サイドメニューは迷いつつも、高菜ごはんのセットに。
食べてみる
見た目は醤油ラーメンのそれとも塩ラーメンのそれとも違う感じ。僕の思い浮かべていた"煮干しラーメン"とはちょっと異なるビジュアル。ややトロミのあるベージュ~オレンジがかったスープ。
カウンターには説明が貼ってあった。
六三六のスープは、日本のおいしい煮干しと北海道産の昆布でだしを取り、14時間豚骨を煮込み、別鍋で5時間鶏ガラを煮出し、その二つを合わせて野菜を入れ更に5時間煮込んだ、普通の3倍手間のかかる製法で作り上げます。
化学調味料を一切使用せず、背油や魚油をほとんど使用せず作り上げたこのスープのとろみは、すべて野菜のとろみです。
胃にやさしい、おいしいスープをつくるには、手間と時間がかかります。—―(「麺や六三六」公式サイトより)
というわけで、実は分類としては豚骨ラーメンという事になるのかも。
豚骨と鶏ガラをしっかり煮てるし、さぞや動物系の味がするのだろうなと一口飲んでみると、不思議とくどさが無い。

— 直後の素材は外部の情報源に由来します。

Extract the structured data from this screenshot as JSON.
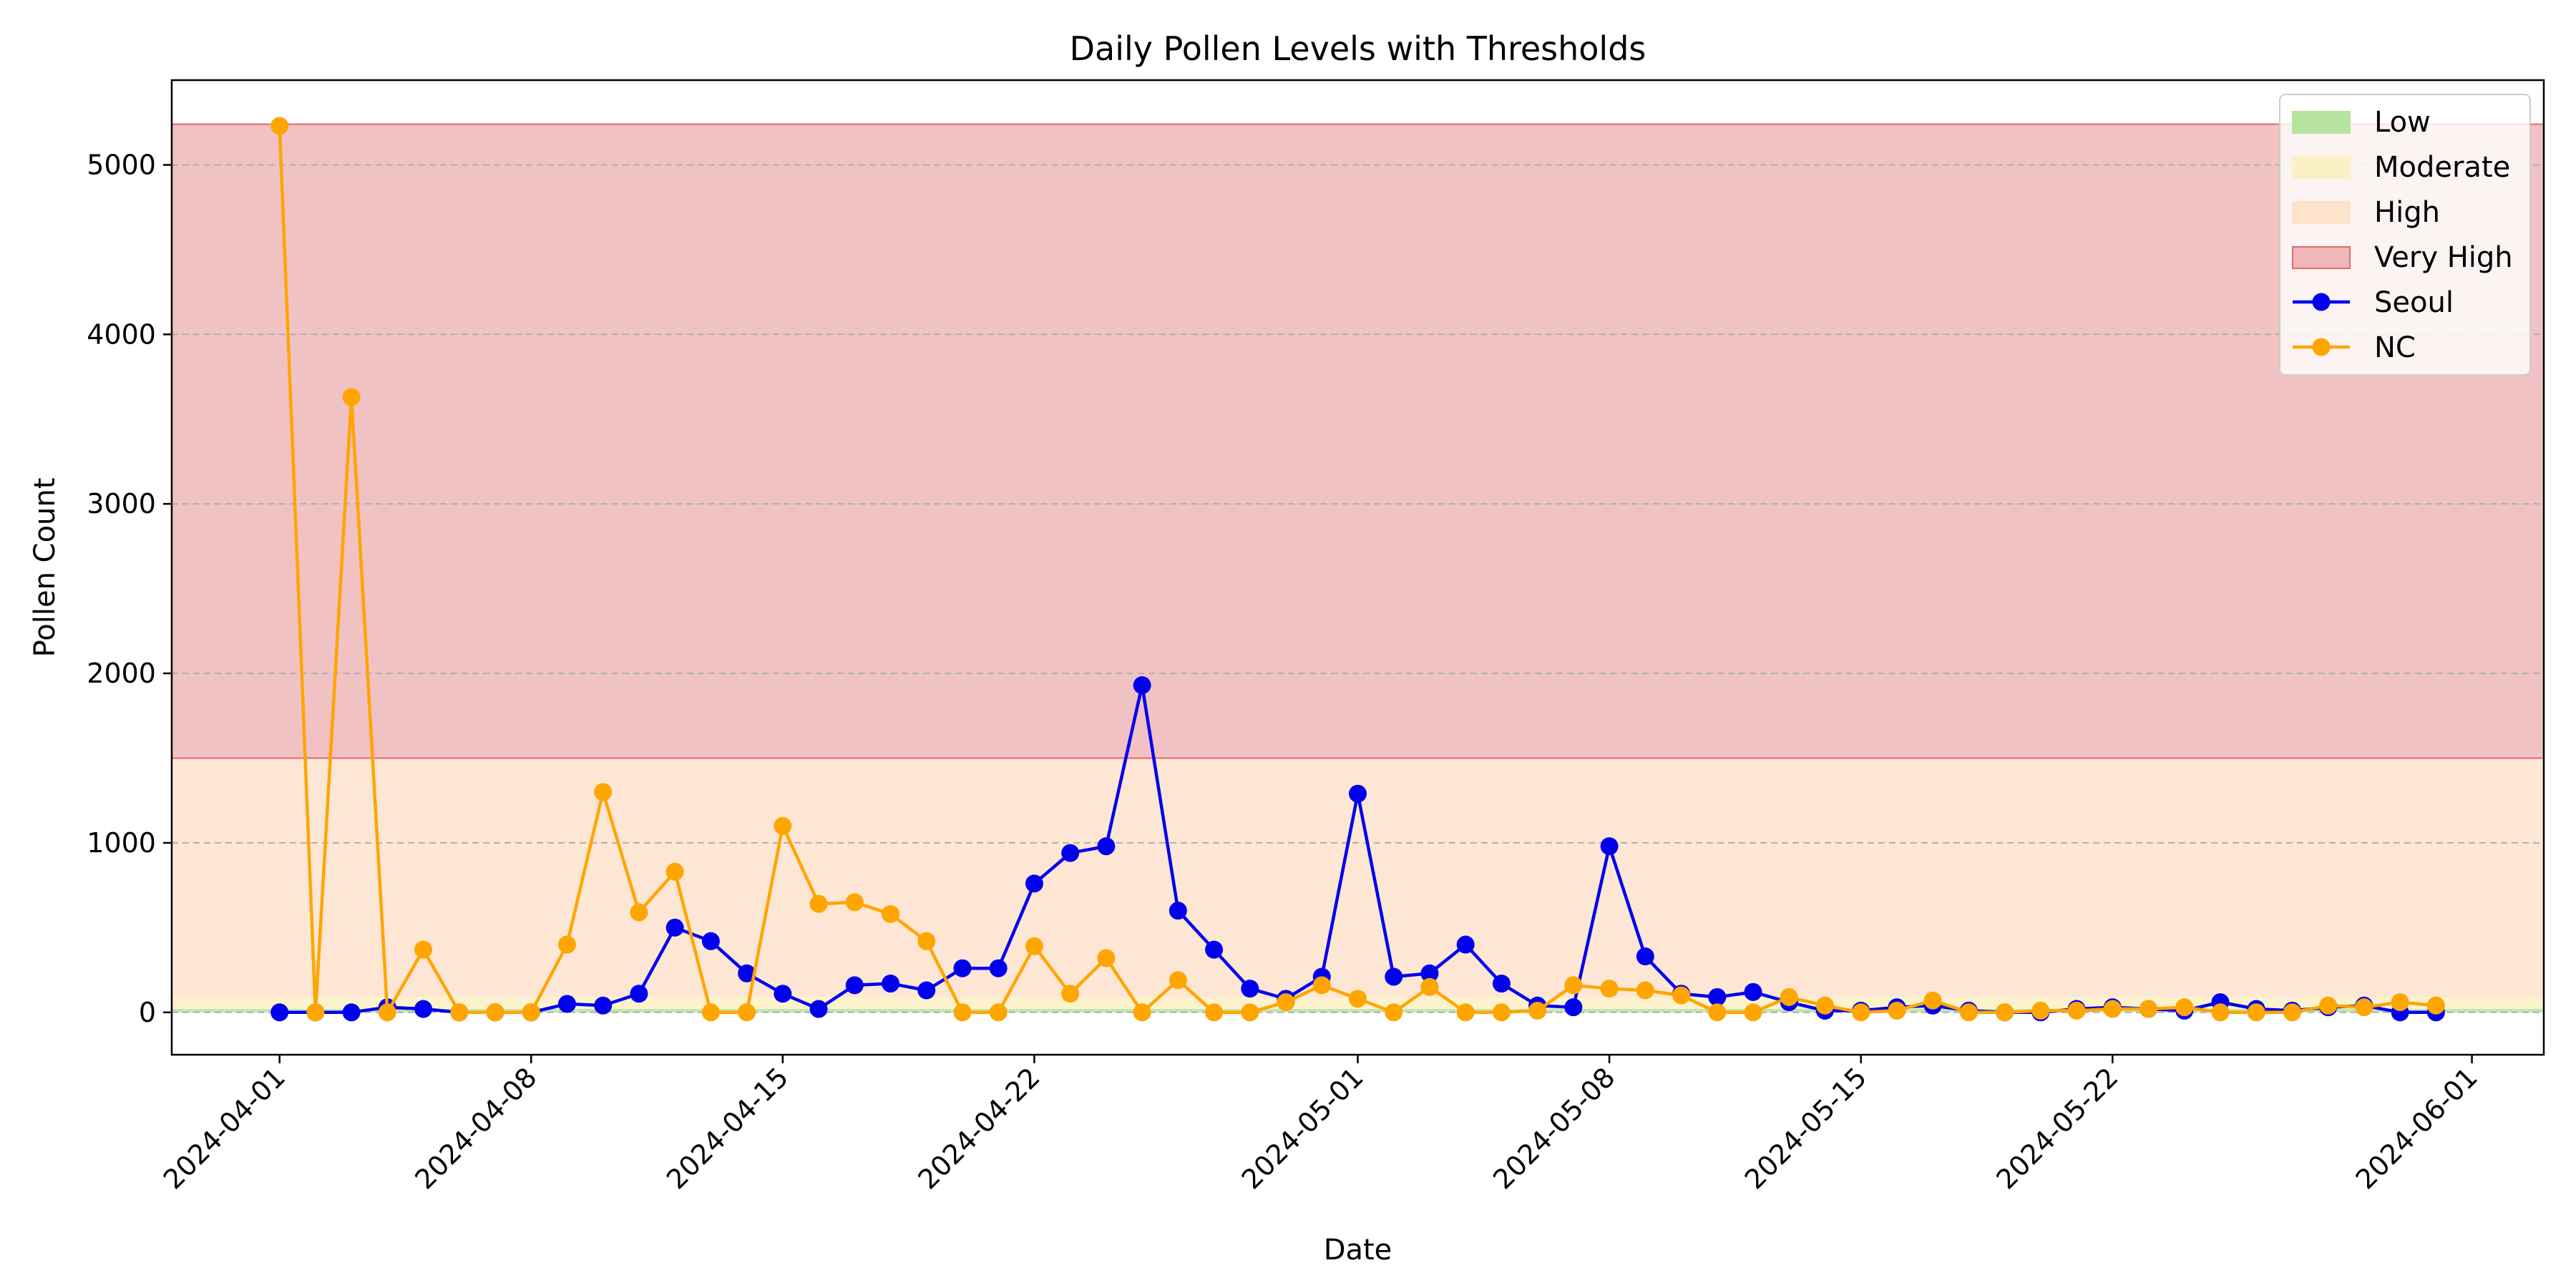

動物系の荒さを出すのは比較的容易だが、クセを取り除いていくのはかなり手間暇が掛かる。
化学調味料で味を調えたりすれば簡単に出せそうな味わいにも感じたが、一切不使用とのこと。
今どきの技術では楽に出せてしまえる味に感じたが、やはり化学調味料を利用している所としていない所では口当たりや後味、食後の余韻が全然異なる。
表面にはしっかりと油もあり、充足感もある。決して物足りなさは無い。
が、強い味に慣れてしまっている人にはどこか物足りない味なのかもしれない。それは背脂か、もしくは化学調味料の類いか…。
裏返せば、とてもやさしい味だった。スープを飲む事を体が拒まない味。もちろん塩分量的には飲まない方が良いんだけど。
麺は適度な太さ。
トッピングにはナルトが。別に取り立てておいしいわけじゃないけど、なんかテンション上がるよね。
メンマは分厚く、しっかりと味わいがある。
チャーシューは焼いた香りが乗っていて香ばしい。分厚過ぎず、とろけすぎず、ラーメンとの相性が考えられている感がある。
そう、トッピングは飽くまでも主演では無いので、主演よりも目立ってはいけない。かと言って誰でも良いわけでは無い。この塩梅が難しく、「主演をおざなりにしたチャーシュー」みたいなウリが好きではない。
麺とスープというダブルキャストがあってこその舞台、ラーメン。その上でサブキャストの個性を引き出しているのならば、それは素晴らしいと感じる。
いくらチャーシューが素晴らしくても麺とスープが微妙ならば、だってそれはもう「チャーシュー屋さん」でしょ?ラーメン屋を名乗っている以上は、主演を大事にしなければならない。
六三六のトッピングは総じてそれぞれの役割を果たす事に徹底していて、必要な所でサッと個性を出して去っていく…みたいな感じで良きバランス。
セットの高菜ご飯。特別どうこうって感じでも無いけども、普通においしいってやつ。ラーメンの箸休めに良い。
なるほど、混んでいる理由が分かったような気がした。
個性的でありながら万人受けでもある印象。個性は際立っているのに、好む人が多そうな味だった。それは「如水」で受けた印象と同じ。
「大衆に受けそう」な味、マスな味は悪ではない。そういうきらいもあったりするけども、それは営利主義に走りすぎてしまったものに対しての揶揄だと思う。
あと、飲食店に於いて「あのお店は食べた事あるから他の店にしよう」じゃなくて「あのお店、おいしかったからまた行こう」という会話に上るようなお店にするという事は大事な命題だと考える。
これだけの数の飲食店があるんだもの。そんな中で行列を成しているのは、そういう根幹を大事にしているからだと思った。
ショップデータ
麺や 六三六 大須本店
営業時間
11:00~23:30
※スープが無くなり次第、営業終了
定休日
無休
住所
愛知県名古屋市中区大須3-30-32
メニュー(抜粋)
六三六らーめん…¥740-
特製つけ麺…¥930-
煮干し塩そば…¥740-
※本記事の内容は2020年1月現在のものです。